“Hmm,” he muses, “Darce went on a girls’ trip up to the mountains. No service. She’ll be home midweek. . . . I’ll have to ask her about it then.”
“Are you fucking kidding me?”
“Not in the least. There’s two beds. One bath. You’re a big boy. Figure it out,” he says with another chuckle before the line goes dead.
“Goddammit. Smitty?” Zander swears again as he drops the phone onto the countertop with a thud. He braces both hands on the counter, head angled down looking at his phone while I look at him across the dimly lit room. Waiting. Wondering. Pushing aside the tickle of unease on the back of my neck as I hold tighter to the towel.
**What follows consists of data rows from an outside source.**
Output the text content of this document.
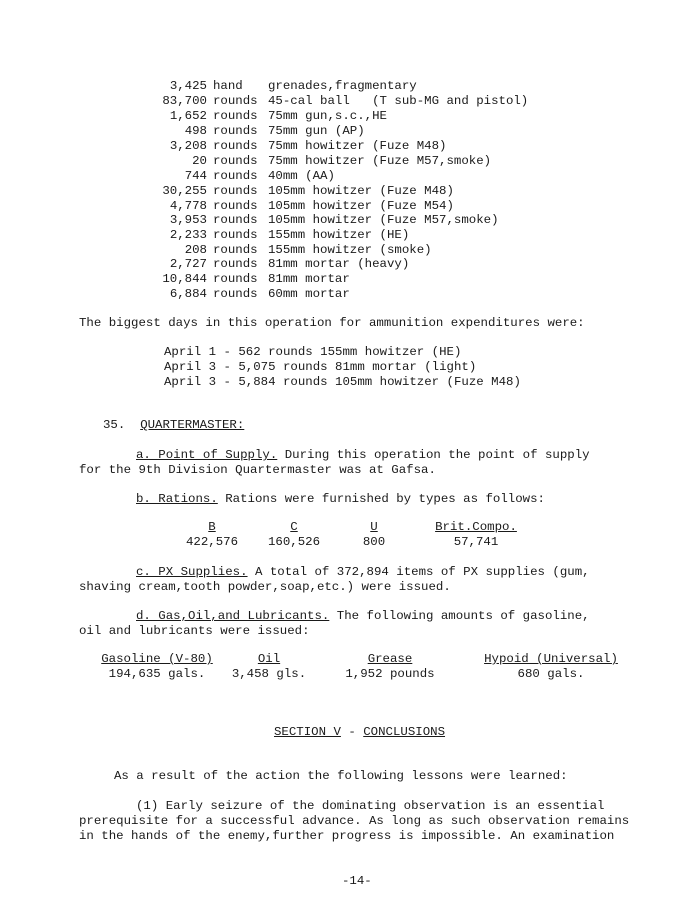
3,425 hand grenades,fragmentary
83,700 rounds 45-cal ball   (T sub-MG and pistol)
1,652 rounds 75mm gun,s.c.,HE
498 rounds 75mm gun (AP)
3,208 rounds 75mm howitzer (Fuze M48)
20 rounds 75mm howitzer (Fuze M57,smoke)
744 rounds 40mm (AA)
30,255 rounds 105mm howitzer (Fuze M48)
4,778 rounds 105mm howitzer (Fuze M54)
3,953 rounds 105mm howitzer (Fuze M57,smoke)
2,233 rounds 155mm howitzer (HE)
208 rounds 155mm howitzer (smoke)
2,727 rounds 81mm mortar (heavy)
10,844 rounds 81mm mortar
6,884 rounds 60mm mortar
The biggest days in this operation for ammunition expenditures were:
April 1 - 562 rounds 155mm howitzer (HE)
April 3 - 5,075 rounds 81mm mortar (light)
April 3 - 5,884 rounds 105mm howitzer (Fuze M48)
35. QUARTERMASTER:
a. Point of Supply. During this operation the point of supply
for the 9th Division Quartermaster was at Gafsa.
b. Rations. Rations were furnished by types as follows:
B
422,576
C
160,526
U
800
Brit.Compo.
57,741
c. PX Supplies. A total of 372,894 items of PX supplies (gum,
shaving cream,tooth powder,soap,etc.) were issued.
d. Gas,Oil,and Lubricants. The following amounts of gasoline,
oil and lubricants were issued:
Gasoline (V-80)
194,635 gals.
Oil
3,458 gls.
Grease
1,952 pounds
Hypoid (Universal)
680 gals.
SECTION V - CONCLUSIONS
As a result of the action the following lessons were learned:
(1) Early seizure of the dominating observation is an essential
prerequisite for a successful advance. As long as such observation remains
in the hands of the enemy,further progress is impossible. An examination
-14-
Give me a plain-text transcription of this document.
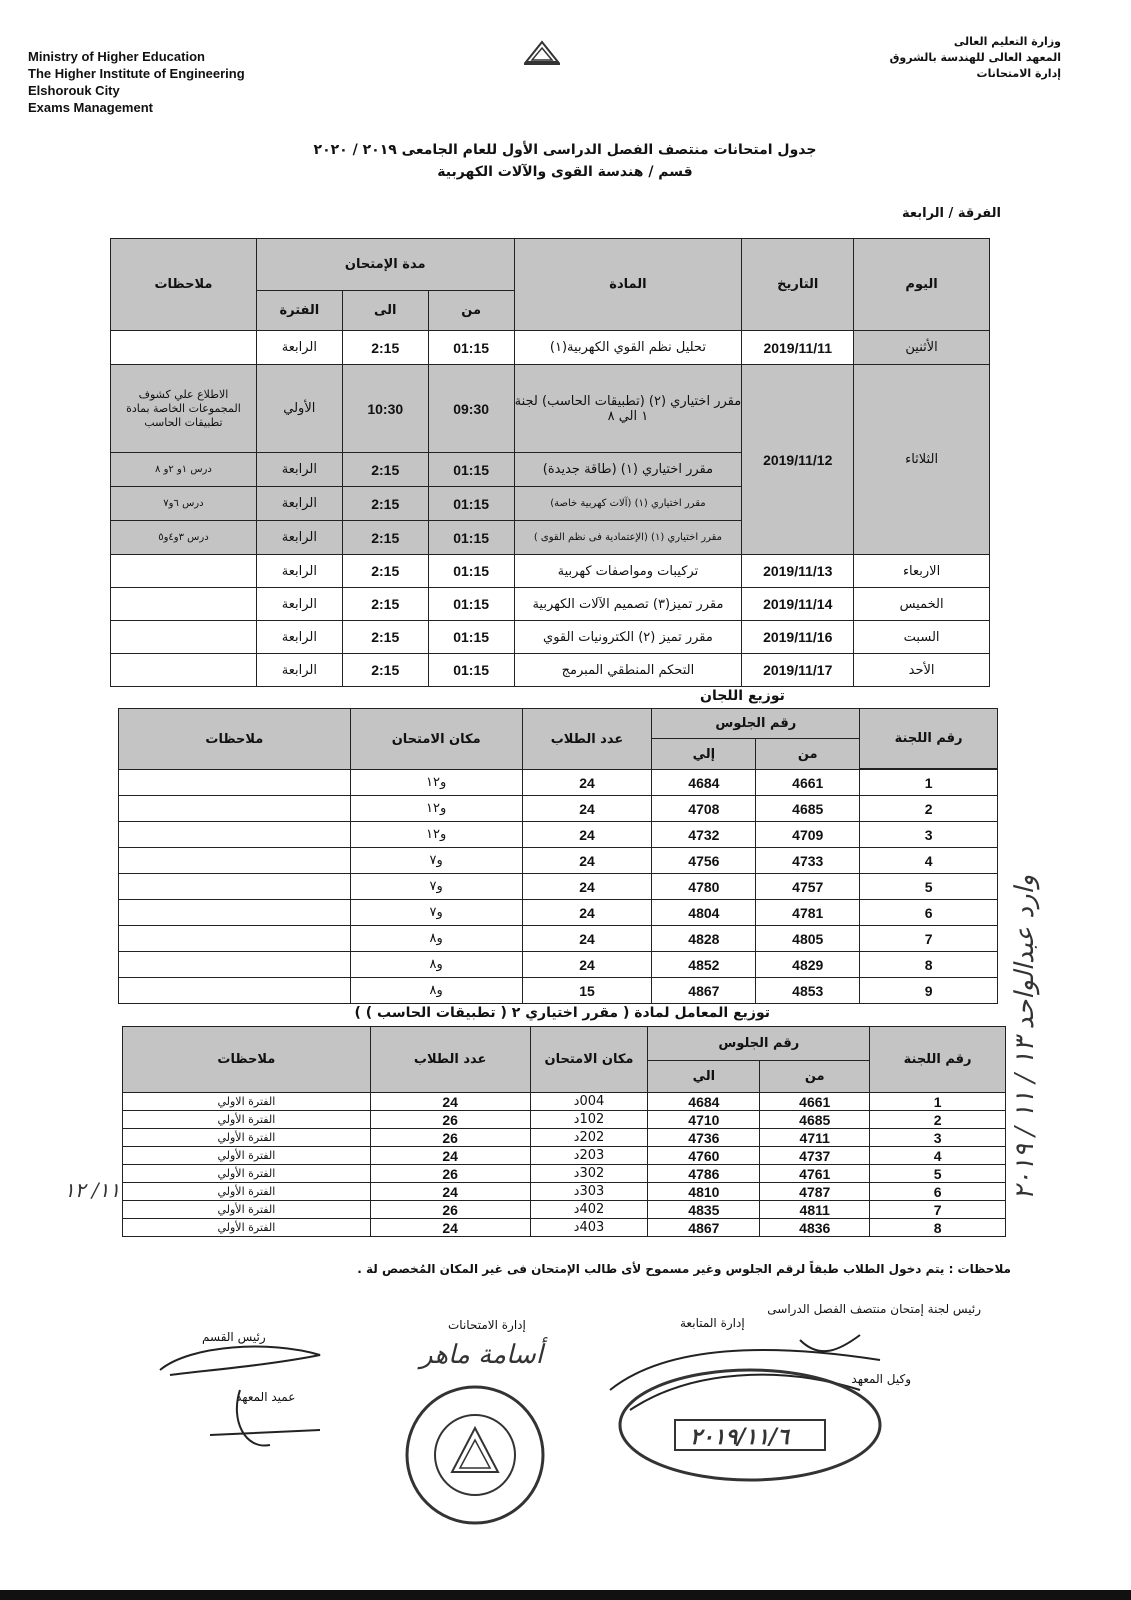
Ministry of Higher Education
The Higher Institute of Engineering
Elshorouk City
Exams Management
وزارة التعليم العالى
المعهد العالى للهندسة بالشروق
إدارة الامتحانات
جدول امتحانات منتصف الفصل الدراسى الأول للعام الجامعى ٢٠١٩ / ٢٠٢٠
قسم / هندسة القوى والآلات الكهربية
الفرقة / الرابعة
اليوم	التاريخ	المادة	مدة الإمتحان			ملاحظات
			من	الى	الفترة	
الأثنين	2019/11/11	تحليل نظم القوي الكهربية(١)	01:15	2:15	الرابعة	
الثلاثاء	2019/11/12	مقرر اختياري (٢) (تطبيقات الحاسب) لجنة ١ الي ٨	09:30	10:30	الأولي	الاطلاع علي كشوف المجموعات الخاصة بمادة تطبيقات الحاسب
		مقرر اختياري (١) (طاقة جديدة)	01:15	2:15	الرابعة	درس ١و ٢و ٨
		مقرر اختياري (١) (آلات كهربية خاصة)	01:15	2:15	الرابعة	درس ٦و٧
		مقرر اختياري (١) (الإعتمادية فى نظم القوى )	01:15	2:15	الرابعة	درس ٣و٤و٥
الاربعاء	2019/11/13	تركيبات ومواصفات كهربية	01:15	2:15	الرابعة	
الخميس	2019/11/14	مقرر تميز(٣) تصميم الآلات الكهربية	01:15	2:15	الرابعة	
السبت	2019/11/16	مقرر تميز (٢) الكترونيات القوي	01:15	2:15	الرابعة	
الأحد	2019/11/17	التحكم المنطقي المبرمج	01:15	2:15	الرابعة	
توزيع اللجان
رقم اللجنة	رقم الجلوس		عدد الطلاب	مكان الامتحان	ملاحظات
	من	إلي			

1	4661	4684	24	و١٢	
2	4685	4708	24	و١٢	
3	4709	4732	24	و١٢	
4	4733	4756	24	و٧	
5	4757	4780	24	و٧	
6	4781	4804	24	و٧	
7	4805	4828	24	و٨	
8	4829	4852	24	و٨	
9	4853	4867	15	و٨	
توزيع المعامل لمادة ( مقرر اختياري ٢ ( تطبيقات الحاسب ) )
رقم اللجنة	رقم الجلوس		مكان الامتحان	عدد الطلاب	ملاحظات
	من	الي			
1	4661	4684	004د	24	الفترة الاولي
2	4685	4710	102د	26	الفترة الأولي
3	4711	4736	202د	26	الفترة الأولي
4	4737	4760	203د	24	الفترة الأولي
5	4761	4786	302د	26	الفترة الأولي
6	4787	4810	303د	24	الفترة الأولي
7	4811	4835	402د	26	الفترة الأولي
8	4836	4867	403د	24	الفترة الأولي
ملاحظات : يتم دخول الطلاب طبقاً لرقم الجلوس وغير مسموح لأى طالب الإمتحان فى غير المكان المُخصص لة .
رئيس لجنة إمتحان منتصف الفصل الدراسى
وكيل المعهد
إدارة المتابعة
إدارة الامتحانات
رئيس القسم
عميد المعهد
أسامة ماهر
٢٠١٩/١١/٦
وارد عبدالواحد ١٣ / ١١ / ٢٠١٩
١١/ ١٢
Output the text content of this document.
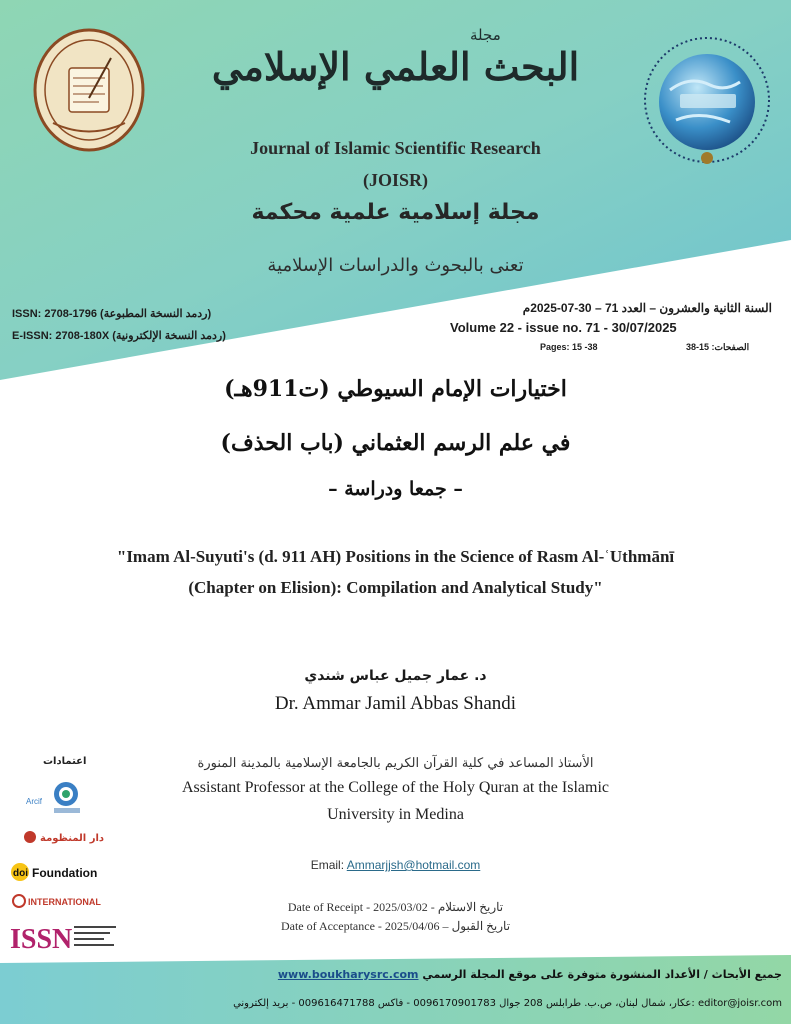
مجلة
البحث العلمي الإسلامي
Journal of Islamic Scientific Research
(JOISR)
مجلة إسلامية علمية محكمة
تعنى بالبحوث والدراسات الإسلامية
ISSN: 2708-1796 (ردمد النسخة المطبوعة)
E-ISSN: 2708-180X (ردمد النسخة الإلكترونية)
السنة الثانية والعشرون – العدد 71 – 30-07-2025م
Volume 22 - issue no. 71 - 30/07/2025
Pages: 15 -38	الصفحات: 15-38
اختيارات الإمام السيوطي (ت911هـ)
في علم الرسم العثماني (باب الحذف)
– جمعا ودراسة –
"Imam Al-Suyuti's (d. 911 AH) Positions in the Science of Rasm Al-ʿUthmānī
(Chapter on Elision): Compilation and Analytical Study"
د. عمار جميل عباس شندي
Dr. Ammar Jamil Abbas Shandi
الأستاذ المساعد في كلية القرآن الكريم بالجامعة الإسلامية بالمدينة المنورة
Assistant Professor at the College of the Holy Quran at the Islamic
University in Medina
Email: Ammarjjsh@hotmail.com
Date of Receipt - 2025/03/02 - تاريخ الاستلام
Date of Acceptance - 2025/04/06 – تاريخ القبول
اعتمادات
Arcif
دار المنظومة
doi Foundation
INTERNATIONAL
ISSN
www.boukharysrc.com جميع الأبحاث / الأعداد المنشورة متوفرة على موقع المجلة الرسمي
عكار، شمال لبنان، ص.ب. طرابلس 208 جوال 0096170901783 - فاكس 009616471788 - بريد إلكتروني: editor@joisr.com
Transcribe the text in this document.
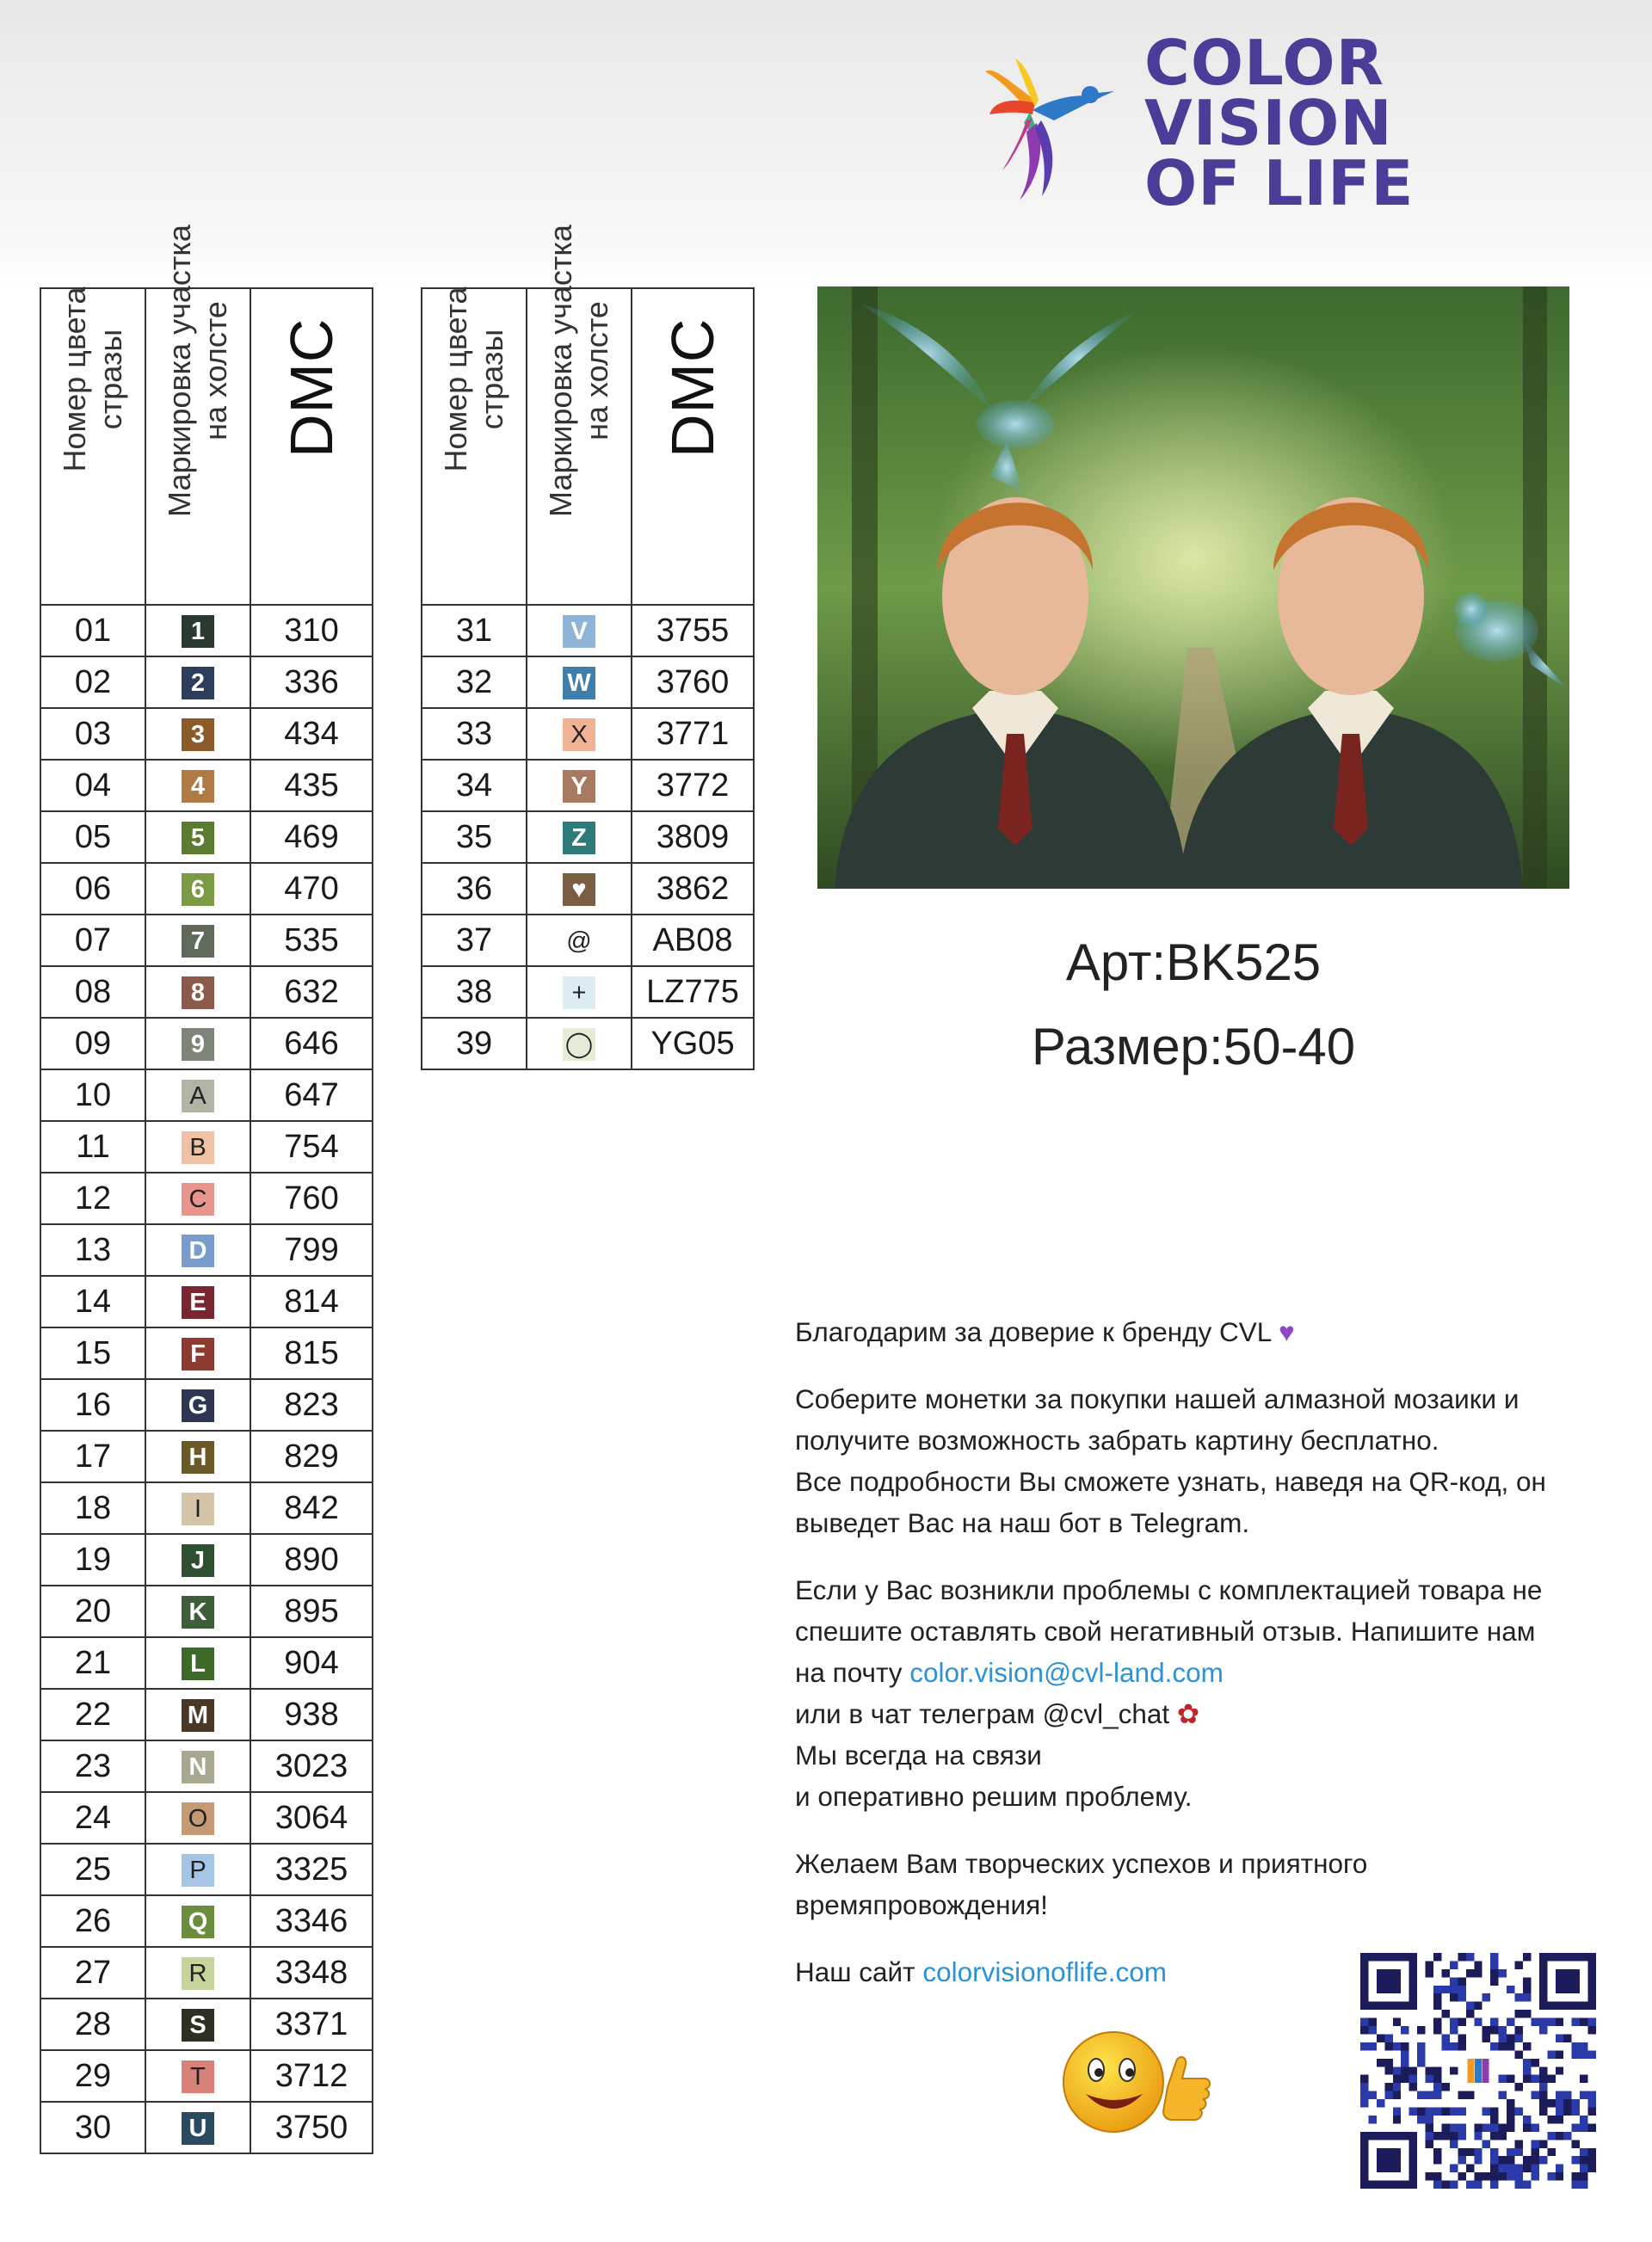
COLOR
VISION
OF LIFE
Номер цвета стразы	Маркировка участка на холсте	DMC

01	1	310
02	2	336
03	3	434
04	4	435
05	5	469
06	6	470
07	7	535
08	8	632
09	9	646
10	A	647
11	B	754
12	C	760
13	D	799
14	E	814
15	F	815
16	G	823
17	H	829
18	I	842
19	J	890
20	K	895
21	L	904
22	M	938
23	N	3023
24	O	3064
25	P	3325
26	Q	3346
27	R	3348
28	S	3371
29	T	3712
30	U	3750
Номер цвета стразы	Маркировка участка на холсте	DMC

31	V	3755
32	W	3760
33	X	3771
34	Y	3772
35	Z	3809
36	♥	3862
37	@	AB08
38	+	LZ775
39	◯	YG05
Арт:BK525
Размер:50-40

Благодарим за доверие к бренду CVL ♥

Соберите монетки за покупки нашей алмазной мозаики и
получите возможность забрать картину бесплатно.
Все подробности Вы сможете узнать, наведя на QR-код, он
выведет Вас на наш бот в Telegram.

Если у Вас возникли проблемы с комплектацией товара не
спешите оставлять свой негативный отзыв. Напишите нам
на почту color.vision@cvl-land.com
или в чат телеграм @cvl_chat ✿
Мы всегда на связи
и оперативно решим проблему.

Желаем Вам творческих успехов и приятного
времяпровождения!

Наш сайт colorvisionoflife.com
My gaze flickers around the room frantically. My instinct is to try to find the smallest corner to fade into. Figure out where the fallout of his temper will have the least impact.
After a moment, he lifts his head up and smirks. The tightness in my chest, the fear that crept in out of conditioning, slowly eases as I exhale.
“Well, shit. I guess we’ve been told,” he says as he breezes past me down the hallway.
It takes me a moment to regain my bearings and realize I’m not back there and this stranger isn’t Ethan, before I turn on my heel and rush once again down the hall after him.
“Whoa. Wait!”
“What for?” Zander turns back around like he has not a care in the world. Like he’s not in his underwear with one foot currently trapped in the leg of my skirt, and I’m not in a towel with knee-high socks on.
“You’re not staying here.”
He chuckles. “Yes, actually, I am.”
“No, you’re not. There’s a hotel down the road on the boardwalk. A bed-and-breakfast too.”
“You heard the man. There are two beds. One bath. Pretty straightforward.”
Oh my God. The man is infuriating. And pigheaded. “You’re not hearing me.”
“No, I’m hearing you all right. I’m just choosing not to listen.” He works his tongue in his cheek and lifts his eyebrows in a nonverbal challenge. “Besides, I promised Smitty I’d fix the place up and as of recently, I’m a man of my word. So I’m going to do just that.”
Something about the way he says the last statement tells me there is more behind it than he’s letting on, but I’m tired from my shift and can’t find the effort to care.
“You can do your repairs but stay at the hotel,” I instruct in my sternest voice as he turns around and heads toward the back of the house. “A win-win for both of us.” I attempt to infuse enthusiasm in my voice.
“Did you take the big bedroom?”
“What?” My head is spinning. Did he not hear a word I just said? He is not staying here. He can’t. This is my space. Well, technically Darcy and Smitty’s space, but it’s been mine for almost three months. The first place I’ve had as my own, ever, and it’s working—I have no other option but for it to work—so there is no way this is going to happen.
“I asked if this is your shit in the big bedroom in back?” he asks over his shoulder as he goes to turn the knob on the door.
“Did you touch it?” My defiance comes back immediately. My scattered thoughts are now focused. After being trivialized for so long, my privacy is so very important to me. Did he go in, rifle through my stuff? See my wor
k, the bleed of my emotion onto canvas, and judge it?
“No.” His answer is resolute. I’m right behind him, so when he turns around and sees what I can assume is the panic on my face, he angles his head and stares for a moment longer. “I opened the door, figured the stuff was Darcy’s from the last time they were here. Didn’t want to touch anything I wasn’t supposed to, so I dropped my shit in there.” He points to the only other bedroom in the house, right next to mine.
He’s too close for comfort, so when he steps back to turn to face me, I retreat too. The space between us is clogged with his . . . his . . . everything about him, and I find it hard not to react.
“Wait. Stop.” I hold my hands up, shake my head. “Just give me a minute here.” Give me space.
“Take all the time you want in the world, Socks,” he says, eyes full of a strange mix of humor and sincerity. And yet he doesn’t step back, doesn’t shift out of the way, so it’s the wall behind me and him directly in front of me.
“Do you mind?”
“Not at all.” He doesn’t move, just continues to look at me with a face that’s the portrait of innocence, and yet a hunch tells me he’s anything but.
“Personal space, here,” I say sternly, motioning with my one free hand for him to back up some.